Desde que, durante la Guerra de la Independencia, los franceses asaltaron la botica de Manuel Rueda y liberaron de las redomas, a mala leche, un buen manojo de bichas o culebras, sembrando el pánico en el barrio de San Ildefonso, no se había oído tanto alboroto en la calle Hurtado como el pasado lunes. Los franceses de Pepe Botella se fueron haciendo el mal, “por no hacer mudanza en su costumbre”, y los manifestantes rojigualdos y jahencianos tratan ahora de evitar que el presidente de España regrese al sillón de la Moncloa con intenciones similares. Si el acto de ayer en la plaza de Santa María fue el reflejo cívico del clamor de un amplio segmento de la sociedad ante las barbaridades del acta conyugal de Junts y el PSOE, la del lunes fue más bien una marcha ideológica e impulsiva, sin permiso y al margen de las normas.

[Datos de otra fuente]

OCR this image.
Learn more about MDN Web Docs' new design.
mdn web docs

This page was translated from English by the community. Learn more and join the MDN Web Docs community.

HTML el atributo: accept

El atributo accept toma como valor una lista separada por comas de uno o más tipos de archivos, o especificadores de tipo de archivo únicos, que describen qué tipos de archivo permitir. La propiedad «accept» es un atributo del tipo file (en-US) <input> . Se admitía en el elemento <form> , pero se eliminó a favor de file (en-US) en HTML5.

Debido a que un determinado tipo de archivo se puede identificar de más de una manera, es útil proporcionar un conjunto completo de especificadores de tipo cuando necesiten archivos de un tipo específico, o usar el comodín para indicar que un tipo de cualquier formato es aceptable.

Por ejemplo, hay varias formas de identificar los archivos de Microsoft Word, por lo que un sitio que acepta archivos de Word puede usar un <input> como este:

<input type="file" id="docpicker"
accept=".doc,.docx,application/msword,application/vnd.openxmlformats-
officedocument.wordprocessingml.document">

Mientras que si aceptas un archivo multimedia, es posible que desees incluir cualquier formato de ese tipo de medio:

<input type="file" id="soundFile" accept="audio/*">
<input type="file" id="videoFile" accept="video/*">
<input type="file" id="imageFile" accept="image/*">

Ignacio Camacho, de ABC, ha afirmado en varias ocasiones que a la derecha democrática no se le da bien esto de manifestarse en la calle, porque la izquierda le lleva muchos años de ventaja y porque, además, estas prácticas no van con su carisma, y se le cuelan en tribuna grupos de animación de fondo sur. En el viejo La Victoria, la grada cubierta siempre ha animado batiendo palmas rítmicamente, nada de desgañitarse. Es verdad que hay una derecha, afortunadamente residual, de chaqueta Bomber, bufanda con reptiles, bengalas y gritos desaforados (lo hemos visto en Ferraz, incluso hubo una demo por aquí el pasado viernes), pero la nuestra es una ciudad verdaderamente pacífica, y las señoras que gritaban el otro día contra el presidente adoptaban en sus improperios un tono, mal que bien, entre gregoriano y operístico. Destemplado está ese laúd. Si seremos pacíficos que no nos rebelamos contra el ninguneo político, acaso porque nuestro abuelo votó las mismas siglas con que nos desprecian. Y las seguimos votando irracionalmente. Hasta los miembros de la Junta Suprema, la que debía proteger la ciudad de los franceses en el XIX, salió por piernas de la ciudad, excepción honrosa del chantre Garma. Lo hincharon a azotes. Estoy pensando que esto podría haber sido más traición o cobardía que pacifismo.
Si el rey felón, Fernando VII, consiguió resucitar la abolida Inquisición tras acceder al trono, Pedro Sánchez quiere derogar de facto la separación de poderes, ante el escándalo de jueces, de fiscales, de Felipe, de Alfonso y de toda la España crítica. Y si los Austrias tuvieron clarito que los matrimonios de conveniencia acabarían siendo más rentables que la guerra para la buena marcha del negocio, nuestro primer ministro envió a su alcahuete a Flandes para, perdida la contienda electoral, poder consumar la coyunda. Porque, como escribió quizá el rey de Hungría sobre el Habsburgo, “los reinos que a otros otorga Marte, a ti te los concede Venus”.